This work addresses the fundamental trade-off between action abstraction and generation fidelity in latent action models. By introducing a content-structure disentanglement mechanism, the approach leverages a predictive bottleneck to drive latent action learning, separating spatial layout (structure) from visual details (content). A dual-path architecture is designed to enable their co-evolution, thereby constructing a continuous and semantically structured latent action space. Integrating self-supervised world modeling with latent action inference, the method achieves state-of-the-art performance across multiple tasks—including video generation quality, action transfer, visual planning, and manifold interpretability—effectively unifying high-level abstraction with high-fidelity generation.

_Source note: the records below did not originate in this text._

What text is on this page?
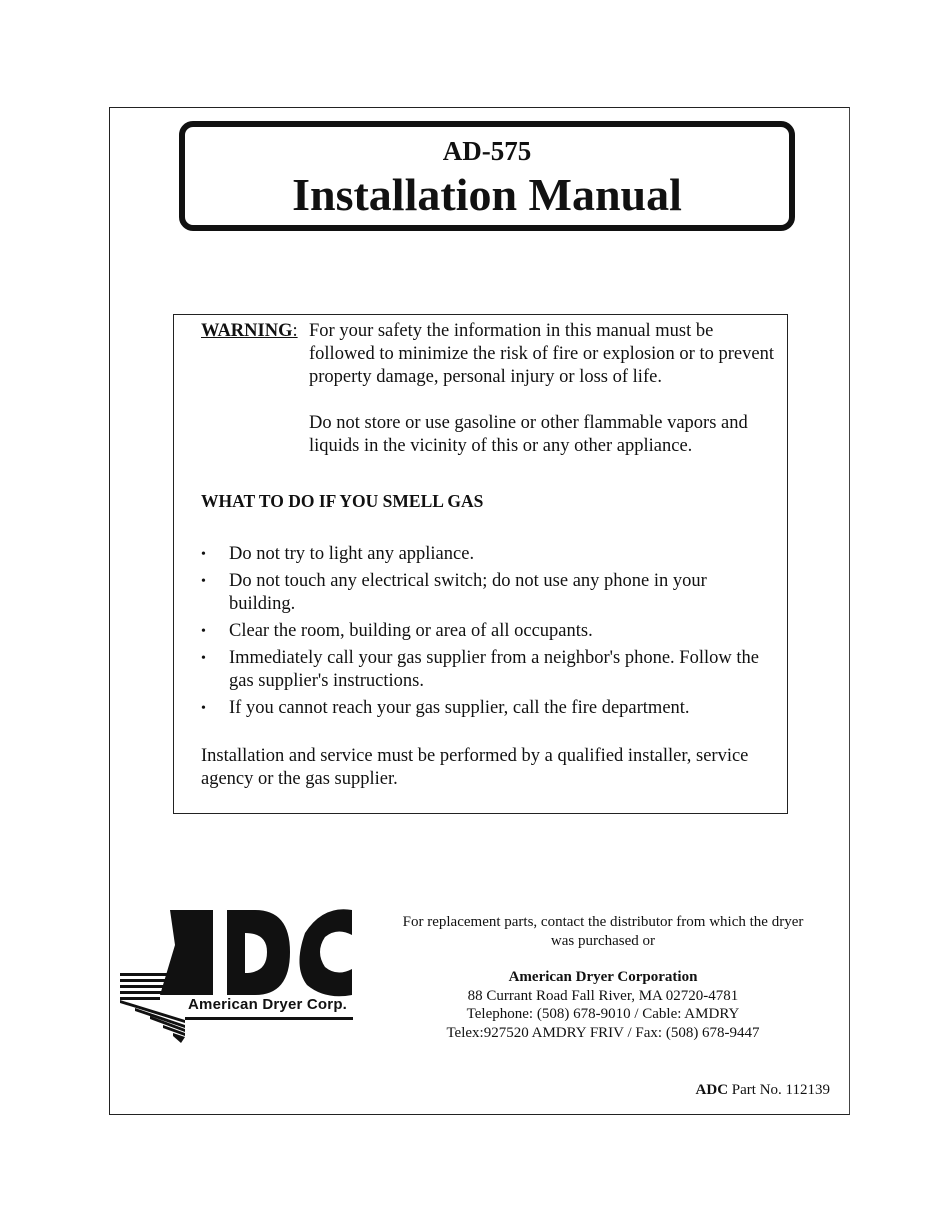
AD-575
Installation Manual
WARNING: For your safety the information in this manual must be followed to minimize the risk of fire or explosion or to prevent property damage, personal injury or loss of life.
Do not store or use gasoline or other flammable vapors and liquids in the vicinity of this or any other appliance.
WHAT TO DO IF YOU SMELL GAS
• Do not try to light any appliance.
• Do not touch any electrical switch; do not use any phone in your building.
• Clear the room, building or area of all occupants.
• Immediately call your gas supplier from a neighbor's phone. Follow the gas supplier's instructions.
• If you cannot reach your gas supplier, call the fire department.
Installation and service must be performed by a qualified installer, service agency or the gas supplier.
American Dryer Corp.
For replacement parts, contact the distributor from which the dryer
was purchased or
American Dryer Corporation
88 Currant Road Fall River, MA 02720-4781
Telephone: (508) 678-9010 / Cable: AMDRY
Telex:927520 AMDRY FRIV / Fax: (508) 678-9447
ADC Part No. 112139
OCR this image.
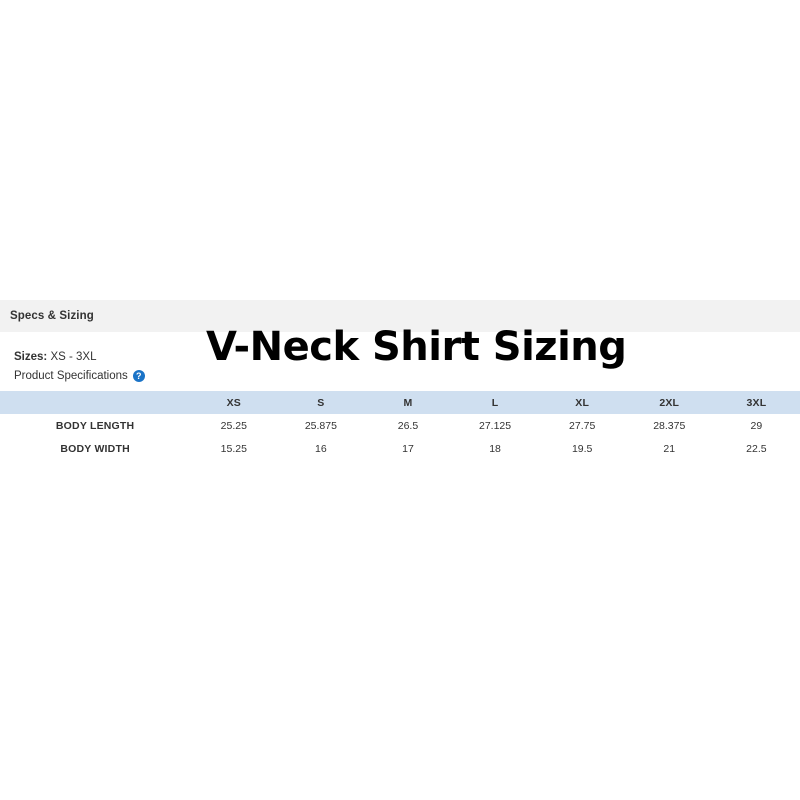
Specs & Sizing
V-Neck Shirt Sizing
Sizes: XS - 3XL
Product Specifications ?
	XS	S	M	L	XL	2XL	3XL
BODY LENGTH	25.25	25.875	26.5	27.125	27.75	28.375	29
BODY WIDTH	15.25	16	17	18	19.5	21	22.5
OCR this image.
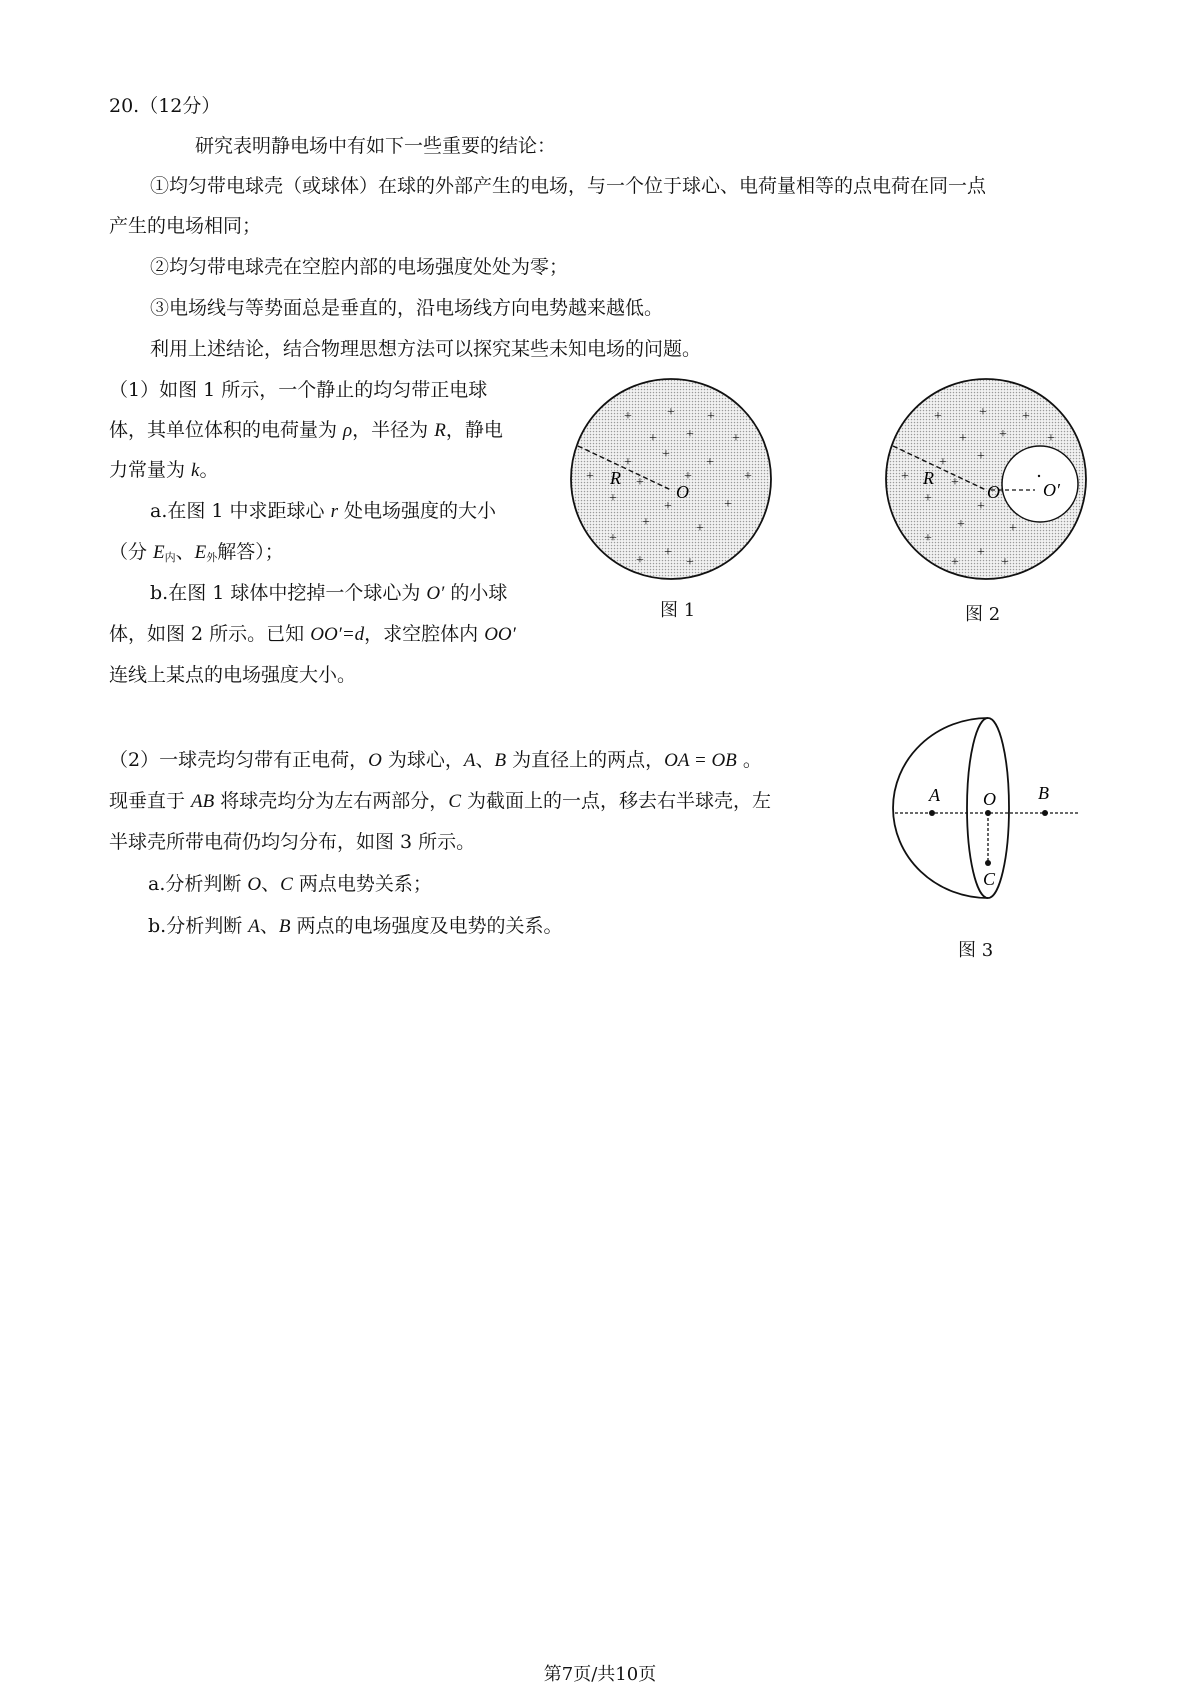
20.（12分）
研究表明静电场中有如下一些重要的结论：
①均匀带电球壳（或球体）在球的外部产生的电场，与一个位于球心、电荷量相等的点电荷在同一点
产生的电场相同；
②均匀带电球壳在空腔内部的电场强度处处为零；
③电场线与等势面总是垂直的，沿电场线方向电势越来越低。
利用上述结论，结合物理思想方法可以探究某些未知电场的问题。
（1）如图 1 所示，一个静止的均匀带正电球
体，其单位体积的电荷量为 ρ，半径为 R，静电
力常量为 k。
a.在图 1 中求距球心 r 处电场强度的大小
（分 $E_内$、$E_外$解答）；
b.在图 1 球体中挖掉一个球心为 O′ 的小球
体，如图 2 所示。已知 OO′=d，求空腔体内 OO′
连线上某点的电场强度大小。
（2）一球壳均匀带有正电荷，O 为球心，A、B 为直径上的两点，OA = OB 。
现垂直于 AB 将球壳均分为左右两部分，C 为截面上的一点，移去右半球壳，左
半球壳所带电荷仍均匀分布，如图 3 所示。
a.分析判断 O、C 两点电势关系；
b.分析判断 A、B 两点的电场强度及电势的关系。
+	+ +
+ +	+
+
+
+
+	+	+	+
+
+	+
+	+
+
+
+	+
R
O
图 1
+	+	+
+ +	+
+ +
+	+
+
+
+	+
+
+
+	+
R
O O′
图 2
A O B
C
图 3
第7页/共10页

Latent Action Models (LAMs) enable the learning of world models from unlabeled video by inferring abstract actions between consecutive frames. However, LAMs face a fundamental trade-off between action abstraction and generation fidelity. Existing methods typically circumvent this issue by using two-stage training with pre-trained world models or by limiting predictions to optical flow. In this paper, we introduce DiLA, a novel Disentangled Latent Action world model that aims to resolve this trade-off via content-structure disentanglement. Our key insight is that disentanglement and latent action learning are co-evolving: the predictive bottleneck inherent in latent action learning serves as a driving force for disentanglement, compelling the model to distill spatial layouts into the structure pathway while offloading visual details to a separate content pathway for generation. This synergy yields a continuous, semantically structured latent action space without compromising generative quality. DiLA achieves superior results in video generation quality, action transfer, visual planning, and manifold interpretability. These findings establish DiLA as a unified framework that simultaneously achieves high-level action abstraction and high-fidelity generation, advancing the frontier of self-supervised world model learning.